I originally asked this question at StackOverflow, and was suggested to bring it here.
I've seen this question about the representation of molecules in memory, and it makes sense to me (tl;dr represent it as a graph with atoms as nodes and bonds as edges). But now my question is this: how do we check and see if two molecules are equal? This could be generalized as how can we check equality of (acyclic) graphs? For now we'll ignore stereoisomers and cyclical structures, such as the carbon ring in the example given in the first link.
Here's a more detailed description of my problem: For my Molecule
class (as of now), I intend to have an array of Atom
s and an array of Bond
s. Each Bond
will point to the two Atom
s at either end, and will have a weight (i.e., the number of chemical bonds in that edge). In other words, this will most closely resemble an edge list graph. My first guess is to iterate over the Atom
s in one molecule and try to find corresponding Atom
s in the other molecule based on the Bond
s that contain that Atom
, but this is a rather naive approach, and the complexity seems pretty large (best guess is close to O(n!). Yikes.).

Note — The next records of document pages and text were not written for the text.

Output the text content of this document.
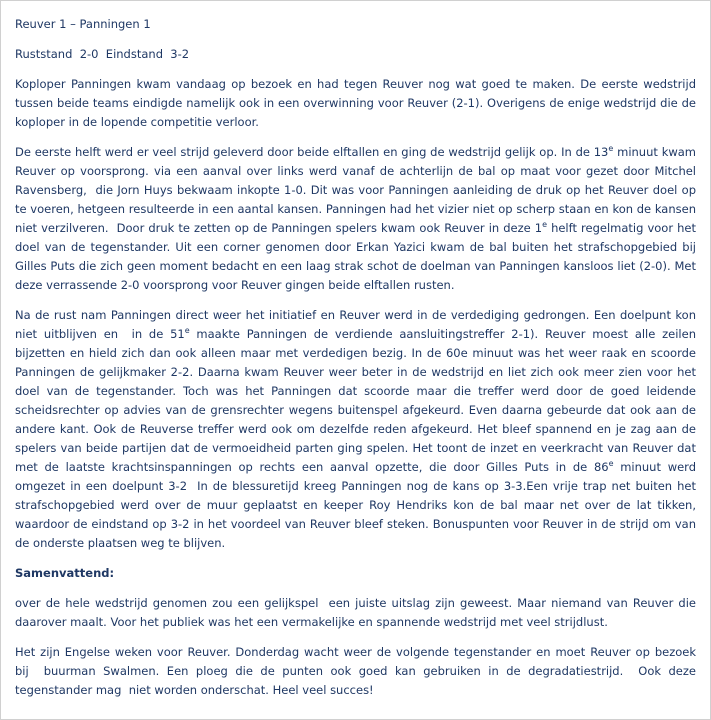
Reuver 1 – Panningen 1

Ruststand  2-0  Eindstand  3-2

Koploper Panningen kwam vandaag op bezoek en had tegen Reuver nog wat goed te maken. De eerste wedstrijd tussen beide teams eindigde namelijk ook in een overwinning voor Reuver (2-1). Overigens de enige wedstrijd die de koploper in de lopende competitie verloor.

De eerste helft werd er veel strijd geleverd door beide elftallen en ging de wedstrijd gelijk op. In de 13e minuut kwam Reuver op voorsprong. via een aanval over links werd vanaf de achterlijn de bal op maat voor gezet door Mitchel  Ravensberg,  die Jorn Huys bekwaam inkopte 1-0. Dit was voor Panningen aanleiding de druk op het Reuver doel op te voeren, hetgeen resulteerde in een aantal kansen. Panningen had het vizier niet op scherp staan en kon de kansen niet verzilveren.  Door druk te zetten op de Panningen spelers kwam ook Reuver in deze 1e helft regelmatig voor het doel van de tegenstander. Uit een corner genomen door Erkan Yazici kwam de bal buiten het strafschopgebied bij Gilles Puts die zich geen moment bedacht en een laag strak schot de doelman van Panningen kansloos liet (2-0). Met deze verrassende 2-0 voorsprong voor Reuver gingen beide elftallen rusten.

Na de rust nam Panningen direct weer het initiatief en Reuver werd in de verdediging gedrongen. Een doelpunt kon niet uitblijven en  in de 51e maakte Panningen de verdiende aansluitingstreffer 2-1). Reuver moest alle zeilen bijzetten en hield zich dan ook alleen maar met verdedigen bezig. In de 60e minuut was het weer raak en scoorde Panningen de gelijkmaker 2-2. Daarna kwam Reuver weer beter in de wedstrijd en liet zich ook meer zien voor het doel van de tegenstander. Toch was het Panningen dat scoorde maar die treffer werd door de goed leidende scheidsrechter op advies van de grensrechter wegens buitenspel afgekeurd. Even daarna gebeurde dat ook aan de andere kant. Ook de Reuverse treffer werd ook om dezelfde reden afgekeurd. Het bleef spannend en je zag aan de spelers van beide partijen dat de vermoeidheid parten ging spelen. Het toont de inzet en veerkracht van Reuver dat met de laatste krachtsinspanningen op rechts een aanval opzette, die door Gilles Puts in de 86e minuut werd omgezet in een doelpunt 3-2  In de blessuretijd kreeg Panningen nog de kans op 3-3.Een vrije trap net buiten het strafschopgebied werd over de muur geplaatst en keeper Roy Hendriks kon de bal maar net over de lat tikken, waardoor de eindstand op 3-2 in het voordeel van Reuver bleef steken. Bonuspunten voor Reuver in de strijd om van de onderste plaatsen weg te blijven.

Samenvattend:

over de hele wedstrijd genomen zou een gelijkspel  een juiste uitslag zijn geweest. Maar niemand van Reuver die daarover maalt. Voor het publiek was het een vermakelijke en spannende wedstrijd met veel strijdlust.

Het zijn Engelse weken voor Reuver. Donderdag wacht weer de volgende tegenstander en moet Reuver op bezoek  bij  buurman Swalmen. Een ploeg die de punten ook goed kan gebruiken in de degradatiestrijd.  Ook deze tegenstander mag  niet worden onderschat. Heel veel succes!
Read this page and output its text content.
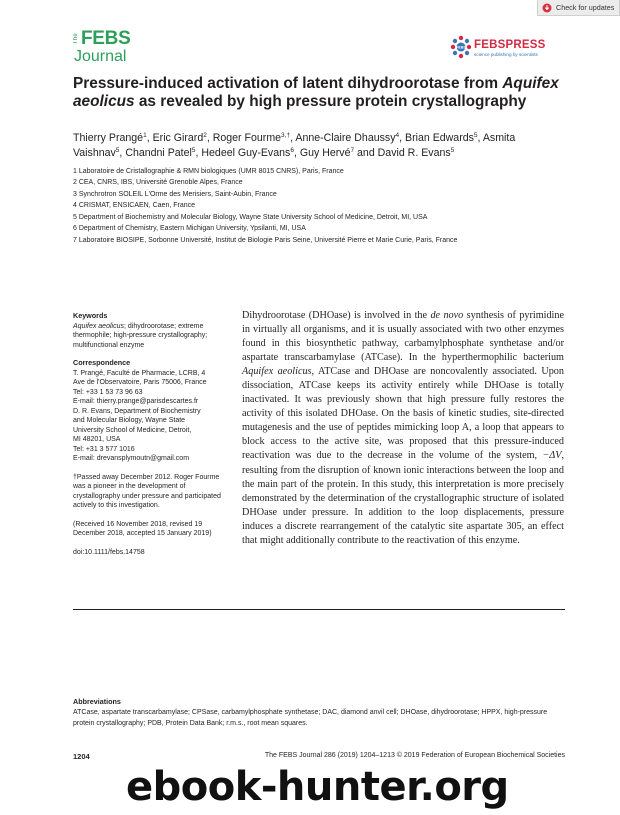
Check for updates
The FEBS
Journal
FEBS FEBSPRESS
science publishing by scientists
Pressure-induced activation of latent dihydroorotase from Aquifex aeolicus as revealed by high pressure protein crystallography
Thierry Prangé$^1$, Eric Girard$^2$, Roger Fourme$^{3,\dagger}$, Anne-Claire Dhaussy$^4$, Brian Edwards$^5$, Asmita Vaishnav$^5$, Chandni Patel$^5$, Hedeel Guy-Evans$^6$, Guy Hervé$^7$ and David R. Evans$^5$
1 Laboratoire de Cristallographie & RMN biologiques (UMR 8015 CNRS), Paris, France
2 CEA, CNRS, IBS, Université Grenoble Alpes, France
3 Synchrotron SOLEIL L'Orme des Merisiers, Saint-Aubin, France
4 CRISMAT, ENSICAEN, Caen, France
5 Department of Biochemistry and Molecular Biology, Wayne State University School of Medicine, Detroit, MI, USA
6 Department of Chemistry, Eastern Michigan University, Ypsilanti, MI, USA
7 Laboratoire BIOSIPE, Sorbonne Université, Institut de Biologie Paris Seine, Université Pierre et Marie Curie, Paris, France
Keywords
Aquifex aeolicus; dihydroorotase; extreme thermophile; high-pressure crystallography; multifunctional enzyme
Correspondence
T. Prangé, Faculté de Pharmacie, LCRB, 4
Ave de l'Observatoire, Paris 75006, France
Tel: +33 1 53 73 96 63
E-mail: thierry.prange@parisdescartes.fr
D. R. Evans, Department of Biochemistry
and Molecular Biology, Wayne State
University School of Medicine, Detroit,
MI 48201, USA
Tel: +31 3 577 1016
E-mail: drevansplymoutn@gmail.com
†Passed away December 2012. Roger Fourme was a pioneer in the development of crystallography under pressure and participated actively to this investigation.
(Received 16 November 2018, revised 19 December 2018, accepted 15 January 2019)
doi:10.1111/febs.14758

Dihydroorotase (DHOase) is involved in the de novo synthesis of pyrimidine in virtually all organisms, and it is usually associated with two other enzymes found in this biosynthetic pathway, carbamylphosphate synthetase and/or aspartate transcarbamylase (ATCase). In the hyperthermophilic bacterium Aquifex aeolicus, ATCase and DHOase are noncovalently associated. Upon dissociation, ATCase keeps its activity entirely while DHOase is totally inactivated. It was previously shown that high pressure fully restores the activity of this isolated DHOase. On the basis of kinetic studies, site-directed mutagenesis and the use of peptides mimicking loop A, a loop that appears to block access to the active site, was proposed that this pressure-induced reactivation was due to the decrease in the volume of the system, −ΔV, resulting from the disruption of known ionic interactions between the loop and the main part of the protein. In this study, this interpretation is more precisely demonstrated by the determination of the crystallographic structure of isolated DHOase under pressure. In addition to the loop displacements, pressure induces a discrete rearrangement of the catalytic site aspartate 305, an effect that might additionally contribute to the reactivation of this enzyme.

Abbreviations
ATCase, aspartate transcarbamylase; CPSase, carbamylphosphate synthetase; DAC, diamond anvil cell; DHOase, dihydroorotase; HPPX, high-pressure protein crystallography; PDB, Protein Data Bank; r.m.s., root mean squares.
1204	The FEBS Journal 286 (2019) 1204–1213 © 2019 Federation of European Biochemical Societies
ebook-hunter.org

Regardless of complexity, this approach seems like it would work in most cases, however it seems to break down for some molecules. Take these for example (notice the different location of the OH group):
H H H OH H
| | | | |
H - C - C - C - C - C - H (2-Pentanol)
| | | | |
H H H H H
H H OH H H
| | | | |
H - C - C - C - C - C - H (3-Pentanol)
| | | | |
H H H H H
If we examine these molecules, for each atom in one molecule there is a unique same-element atom in the other molecule that has the same number and types of bonds, but these two molecules are clearly not the same, nor are they stereoisomers (which I'm not considering now). Instead they are structural isomers. Is there a way that we can check this relative structure as well? Would this be easier with an adjacency list instead of an edge list? Are there any graph equality algorithms out there that I should look into (ideally in Java)? I've looked a bit into graph canonization, but this seems like it could be NP-hard.
Looking at the Graph Isomorphism Problem Wikipedia Article, it seems as if graphs with bounded degree have polynomial time solutions to this problem. Furthermore, planar graphs also have polynomial solutions (i.e., the edges only intersect at their endpoints). It seems to me that (at least most) molecules satisfy both of these conditions, so what is this polynomial-time solution to this problem, or where can I find it? My Google searches are letting me down this time.